И вслед за тем — стук, крик, плач. Я прислушивался и удивлялся. Никогда еще мать не била Дениса, своего любимчика. Больше все доставалось мне. На меня она не жалела ни палки, ни веревки. И вдруг такой оборот. Должно быть, очень набедокурил.

Спустя некоторое время, когда за стеной улегся шум, ко мне зашел отчим. Вид у него был игривый, в глазах плясали смешинки. Усевшись на табурет, он пальцами разделил бороду и спросил, кивнув на горницу:

— Слыхал? Как мамка Дениску-то? Ух, как она его!.. Насилу отнял… — И беззвучно рассмеялся, вытирая слезящиеся глаза. — И ведь что придумал, пацан! Прямо комедия! Ей-богу! Мудрец не дотемяшит… — Он ближе придвинул табурет и, оглянувшись на дверь, продолжал: — Странности заметила мать. Молоко, видишь ты, стало испаряться. Да, да, испаряться. И не просто молоко, а самый вершок, сливки то есть. Истопит кувшин, поставит в погреб целый, с пеночкой, а через день аль два смотрит — и глазам не верит. Четверть кувшина испарилось. Ну, то есть прямо улетучилось. И притом пеночка в полной исправности. Никак и ничем не тронутая. Что за оказия? Куда девается молоко? А в другом кувшине — ничего. Все в порядочке. И так, почитай, цельный месяц. С той поры, значитца, как ты свалился. Мать и так и этак. И кувшины переменит и местами переставит. Все одинаково. В одном обязательно испарится. И все это при нетронутой пеночке. К бабке Гулянихе мать ходила.
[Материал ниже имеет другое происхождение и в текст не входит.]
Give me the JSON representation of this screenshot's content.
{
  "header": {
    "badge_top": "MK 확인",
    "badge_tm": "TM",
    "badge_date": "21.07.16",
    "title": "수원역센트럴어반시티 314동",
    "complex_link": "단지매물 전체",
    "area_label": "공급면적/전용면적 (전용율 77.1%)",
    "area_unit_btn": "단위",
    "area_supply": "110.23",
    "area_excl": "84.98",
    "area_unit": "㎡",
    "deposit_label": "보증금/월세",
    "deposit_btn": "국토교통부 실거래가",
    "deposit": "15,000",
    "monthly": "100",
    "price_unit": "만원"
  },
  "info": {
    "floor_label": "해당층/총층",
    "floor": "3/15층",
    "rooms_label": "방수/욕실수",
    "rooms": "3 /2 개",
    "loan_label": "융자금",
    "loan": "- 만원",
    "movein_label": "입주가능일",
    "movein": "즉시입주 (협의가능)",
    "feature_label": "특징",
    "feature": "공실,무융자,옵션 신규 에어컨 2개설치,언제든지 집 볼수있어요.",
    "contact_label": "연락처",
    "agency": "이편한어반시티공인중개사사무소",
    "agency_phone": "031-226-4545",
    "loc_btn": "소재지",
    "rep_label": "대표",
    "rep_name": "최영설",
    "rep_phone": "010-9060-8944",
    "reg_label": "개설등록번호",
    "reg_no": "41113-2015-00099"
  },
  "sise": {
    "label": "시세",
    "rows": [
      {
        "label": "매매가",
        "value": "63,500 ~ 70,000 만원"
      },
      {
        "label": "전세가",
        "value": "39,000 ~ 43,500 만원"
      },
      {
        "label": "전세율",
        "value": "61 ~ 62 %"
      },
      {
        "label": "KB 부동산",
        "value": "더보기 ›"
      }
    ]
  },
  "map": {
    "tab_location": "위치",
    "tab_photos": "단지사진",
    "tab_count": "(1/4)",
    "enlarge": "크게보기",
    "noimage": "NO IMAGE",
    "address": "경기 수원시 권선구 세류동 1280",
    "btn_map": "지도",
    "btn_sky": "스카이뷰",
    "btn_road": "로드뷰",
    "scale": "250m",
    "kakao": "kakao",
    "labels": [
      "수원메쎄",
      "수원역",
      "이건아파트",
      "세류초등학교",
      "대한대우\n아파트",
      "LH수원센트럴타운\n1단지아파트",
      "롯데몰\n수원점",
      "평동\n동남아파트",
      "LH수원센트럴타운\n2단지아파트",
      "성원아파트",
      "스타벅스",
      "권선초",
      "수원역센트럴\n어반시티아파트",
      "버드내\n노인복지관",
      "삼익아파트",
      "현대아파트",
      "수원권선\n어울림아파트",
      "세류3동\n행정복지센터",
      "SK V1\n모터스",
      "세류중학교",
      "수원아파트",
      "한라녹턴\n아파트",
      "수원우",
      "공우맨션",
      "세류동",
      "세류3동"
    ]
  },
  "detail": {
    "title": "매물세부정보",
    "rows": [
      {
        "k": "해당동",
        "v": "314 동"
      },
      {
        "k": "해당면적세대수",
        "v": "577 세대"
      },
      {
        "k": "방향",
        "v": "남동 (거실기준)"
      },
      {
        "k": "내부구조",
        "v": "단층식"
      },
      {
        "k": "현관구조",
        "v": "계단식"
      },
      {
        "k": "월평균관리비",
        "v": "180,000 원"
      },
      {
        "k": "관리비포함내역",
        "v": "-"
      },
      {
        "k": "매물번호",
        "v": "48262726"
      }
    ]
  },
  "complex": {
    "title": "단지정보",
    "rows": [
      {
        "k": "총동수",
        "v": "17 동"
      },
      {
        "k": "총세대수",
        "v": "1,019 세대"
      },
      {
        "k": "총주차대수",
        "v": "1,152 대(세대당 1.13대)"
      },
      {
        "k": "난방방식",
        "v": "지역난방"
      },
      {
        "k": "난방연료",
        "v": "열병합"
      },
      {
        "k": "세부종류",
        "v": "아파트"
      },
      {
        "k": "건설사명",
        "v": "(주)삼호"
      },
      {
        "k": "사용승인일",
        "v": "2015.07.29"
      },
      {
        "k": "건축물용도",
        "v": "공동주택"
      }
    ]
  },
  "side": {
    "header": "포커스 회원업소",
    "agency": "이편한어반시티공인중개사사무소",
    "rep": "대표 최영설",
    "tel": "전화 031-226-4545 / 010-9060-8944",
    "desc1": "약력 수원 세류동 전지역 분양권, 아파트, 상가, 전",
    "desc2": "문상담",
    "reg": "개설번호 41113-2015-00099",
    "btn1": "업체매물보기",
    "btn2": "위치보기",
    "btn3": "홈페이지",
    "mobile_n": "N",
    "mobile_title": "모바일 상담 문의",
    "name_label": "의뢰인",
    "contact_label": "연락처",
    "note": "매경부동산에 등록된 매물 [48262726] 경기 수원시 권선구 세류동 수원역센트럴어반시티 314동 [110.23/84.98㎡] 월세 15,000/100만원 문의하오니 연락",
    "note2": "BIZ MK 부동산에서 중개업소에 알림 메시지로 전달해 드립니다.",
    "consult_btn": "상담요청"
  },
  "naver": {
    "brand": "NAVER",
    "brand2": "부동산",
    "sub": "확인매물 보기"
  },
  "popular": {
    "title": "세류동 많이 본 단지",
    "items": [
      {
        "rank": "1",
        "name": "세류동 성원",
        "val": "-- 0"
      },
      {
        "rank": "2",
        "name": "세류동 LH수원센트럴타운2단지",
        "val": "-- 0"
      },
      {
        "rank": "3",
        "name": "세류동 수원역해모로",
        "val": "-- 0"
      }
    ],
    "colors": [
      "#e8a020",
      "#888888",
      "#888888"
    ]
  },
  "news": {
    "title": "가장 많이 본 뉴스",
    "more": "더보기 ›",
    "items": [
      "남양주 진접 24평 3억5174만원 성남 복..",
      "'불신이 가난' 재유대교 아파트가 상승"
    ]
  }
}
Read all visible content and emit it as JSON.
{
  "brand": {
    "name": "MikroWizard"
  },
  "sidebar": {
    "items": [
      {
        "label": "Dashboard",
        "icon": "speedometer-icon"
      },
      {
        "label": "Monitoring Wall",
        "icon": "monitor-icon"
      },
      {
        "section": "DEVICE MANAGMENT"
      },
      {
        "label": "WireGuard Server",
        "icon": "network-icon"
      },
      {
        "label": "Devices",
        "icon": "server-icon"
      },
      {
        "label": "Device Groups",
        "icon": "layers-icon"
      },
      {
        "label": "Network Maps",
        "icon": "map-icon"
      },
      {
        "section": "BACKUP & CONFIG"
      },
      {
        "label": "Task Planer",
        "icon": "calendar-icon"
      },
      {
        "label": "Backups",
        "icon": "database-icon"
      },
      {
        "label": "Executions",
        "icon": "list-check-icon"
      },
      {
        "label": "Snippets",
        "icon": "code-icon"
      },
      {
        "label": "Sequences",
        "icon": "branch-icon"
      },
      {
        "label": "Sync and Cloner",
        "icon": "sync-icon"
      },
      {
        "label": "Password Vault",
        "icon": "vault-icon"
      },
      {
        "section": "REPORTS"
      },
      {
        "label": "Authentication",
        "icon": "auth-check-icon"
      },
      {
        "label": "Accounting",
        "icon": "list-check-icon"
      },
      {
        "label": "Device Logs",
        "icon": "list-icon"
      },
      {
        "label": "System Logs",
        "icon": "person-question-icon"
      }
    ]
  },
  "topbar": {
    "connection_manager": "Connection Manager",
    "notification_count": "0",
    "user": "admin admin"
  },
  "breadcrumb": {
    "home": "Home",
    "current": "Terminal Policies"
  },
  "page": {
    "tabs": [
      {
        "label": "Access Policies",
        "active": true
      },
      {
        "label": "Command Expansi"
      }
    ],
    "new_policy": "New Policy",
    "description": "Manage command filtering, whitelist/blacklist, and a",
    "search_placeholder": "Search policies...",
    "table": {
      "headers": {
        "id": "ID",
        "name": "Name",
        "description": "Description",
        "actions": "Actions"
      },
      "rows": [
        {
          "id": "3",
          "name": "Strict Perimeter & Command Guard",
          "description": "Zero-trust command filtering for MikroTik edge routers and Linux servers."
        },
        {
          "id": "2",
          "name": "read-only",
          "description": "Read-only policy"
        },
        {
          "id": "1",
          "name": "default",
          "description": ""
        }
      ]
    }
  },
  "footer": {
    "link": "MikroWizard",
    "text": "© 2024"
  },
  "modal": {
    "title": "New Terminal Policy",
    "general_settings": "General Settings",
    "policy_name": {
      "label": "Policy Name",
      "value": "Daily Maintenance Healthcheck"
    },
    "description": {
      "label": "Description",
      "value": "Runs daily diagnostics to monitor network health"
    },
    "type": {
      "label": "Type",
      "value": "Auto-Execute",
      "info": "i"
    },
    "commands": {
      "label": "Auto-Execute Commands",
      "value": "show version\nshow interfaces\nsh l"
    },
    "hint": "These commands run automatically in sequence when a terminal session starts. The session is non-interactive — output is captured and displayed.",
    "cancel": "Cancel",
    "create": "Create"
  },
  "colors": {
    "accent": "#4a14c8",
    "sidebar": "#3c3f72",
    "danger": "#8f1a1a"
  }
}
Ну, та подсказала. Домовой, дескать, пристроился. С другой еды на молоко потянуло. Мать после этого малость успокоилась. Домового-то, чай, тоже кормить надо. Домовой-то не чужой, а собственный… — Он погладил бороду и весело улыбнулся. — А нынче этого домового мать и сцапала. Заглянула в погреб и увидела картину. Дениска это сидит на корточках и через соломинку из кувшина молоко тянет. Видишь, как пристрастился. Проткнет незаметно пеночку где-нибудь с краюшку, всунет соломинку и цедит. Вот так-то. Цельный месяц — дополнительное питание сливочками. Ну мать и дала ему сливочки… Так отхлестала веревкой, что, должно, рубцами покрылся. Если бы не отнял, чего доброго, засекла бы. Так рассвирепела… Да оно и то сказать. Молока-то не жалко. Загадка страху нагнала. Как явление какое-то. Хоть молебен служи. Сроду ж подобного не бывало. И главное, с той поры, как тебя подбили. Что тут было думать? Как все понимать?..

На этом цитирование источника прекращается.